Sebenarnya Daffa tau sahabatnya itu paling pandai mengalihkan topik pembicaraan setiap kali ia mulai membahas soal hubungan mereka. Tapi selama ini Daffa memang tidak pernah memaksa Senja, ia ingin wanita itu menerimanya secara alami dan bukan terpaksa. Daffa bahkan tidak masalah jika harus menunggu setahun lagi jika itu harus.

"Jio lagi belajar ngomong ya?"

Ucap Daffa setelah duduk disamping Jio.

"Iya, dia lagi suka ngoceh...."

"Pinter banget! Nanti kalo udah lancar bicara nya om beliin kuda-kudaan ya"

Daffa melirik Senja yang baru saja menghela nafas, sepertinya ia bisa menebak kalau setelah ini wanita itu akan memarahinya.

"Daff, gue makasih...makasih banget karena lo selalu beliin ini itu buat anak gue. Tapi jangan keseringan ya, gue nya gak enak"

"Loh kenapa? Gue beliin mainan buat Jio karena gue mau kok"
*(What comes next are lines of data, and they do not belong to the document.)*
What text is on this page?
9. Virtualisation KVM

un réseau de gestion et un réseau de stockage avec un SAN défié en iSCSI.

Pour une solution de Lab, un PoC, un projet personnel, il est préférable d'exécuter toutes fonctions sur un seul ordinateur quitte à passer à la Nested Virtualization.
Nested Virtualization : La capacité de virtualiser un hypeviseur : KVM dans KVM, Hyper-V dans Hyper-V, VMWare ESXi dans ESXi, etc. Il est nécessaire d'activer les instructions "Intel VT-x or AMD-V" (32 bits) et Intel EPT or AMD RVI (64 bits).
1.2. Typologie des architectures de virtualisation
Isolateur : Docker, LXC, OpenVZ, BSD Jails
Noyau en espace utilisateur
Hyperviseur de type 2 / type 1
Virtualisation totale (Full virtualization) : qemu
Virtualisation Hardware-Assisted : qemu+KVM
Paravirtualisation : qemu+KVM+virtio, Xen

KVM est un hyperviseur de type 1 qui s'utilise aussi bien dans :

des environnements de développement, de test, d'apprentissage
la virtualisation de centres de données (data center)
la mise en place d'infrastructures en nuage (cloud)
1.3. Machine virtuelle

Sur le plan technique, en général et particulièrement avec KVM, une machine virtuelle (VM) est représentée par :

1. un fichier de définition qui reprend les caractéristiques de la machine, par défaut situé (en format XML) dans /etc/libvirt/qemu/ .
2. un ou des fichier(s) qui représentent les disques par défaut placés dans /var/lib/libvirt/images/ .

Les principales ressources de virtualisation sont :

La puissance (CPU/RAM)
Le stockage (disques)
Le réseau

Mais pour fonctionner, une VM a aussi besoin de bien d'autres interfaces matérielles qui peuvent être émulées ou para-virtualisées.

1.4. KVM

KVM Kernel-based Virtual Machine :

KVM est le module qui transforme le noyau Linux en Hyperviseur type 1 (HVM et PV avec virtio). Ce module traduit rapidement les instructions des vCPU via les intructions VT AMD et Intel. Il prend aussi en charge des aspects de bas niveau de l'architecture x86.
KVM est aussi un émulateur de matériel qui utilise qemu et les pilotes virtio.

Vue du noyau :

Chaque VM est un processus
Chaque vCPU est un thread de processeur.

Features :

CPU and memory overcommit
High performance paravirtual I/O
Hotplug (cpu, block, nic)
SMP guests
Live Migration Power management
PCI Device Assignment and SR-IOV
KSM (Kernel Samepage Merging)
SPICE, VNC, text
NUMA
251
"Iya, tapi apa gak lebih baik uang nya lo tabung buat keperluan yang lain?"

Daffa tersenyum lembut, membuat Senja meletakkan kembali sendok nya dan menunduk untuk menyembunyikan wajahnya.

"Misalnya buat ngelamar lo? Tenang aja kalau yang itu gue udah ada tabungan sendiri kok"

Senja tidak bergeming, ia bahkan memalingkan wajahnya kearah Jio sambil mulai sibuk membersihkan pipi putra nya yang kotor terkena makanan.

Dua tahun sudah berlalu sejak Senja menerima kenyataan bahwa kakek dari putra nya adalah orang yang telah menabrak kedua orang tua nya hingga tewas, sejak saat itu pula Senja kehilangan kabar tentang suaminya.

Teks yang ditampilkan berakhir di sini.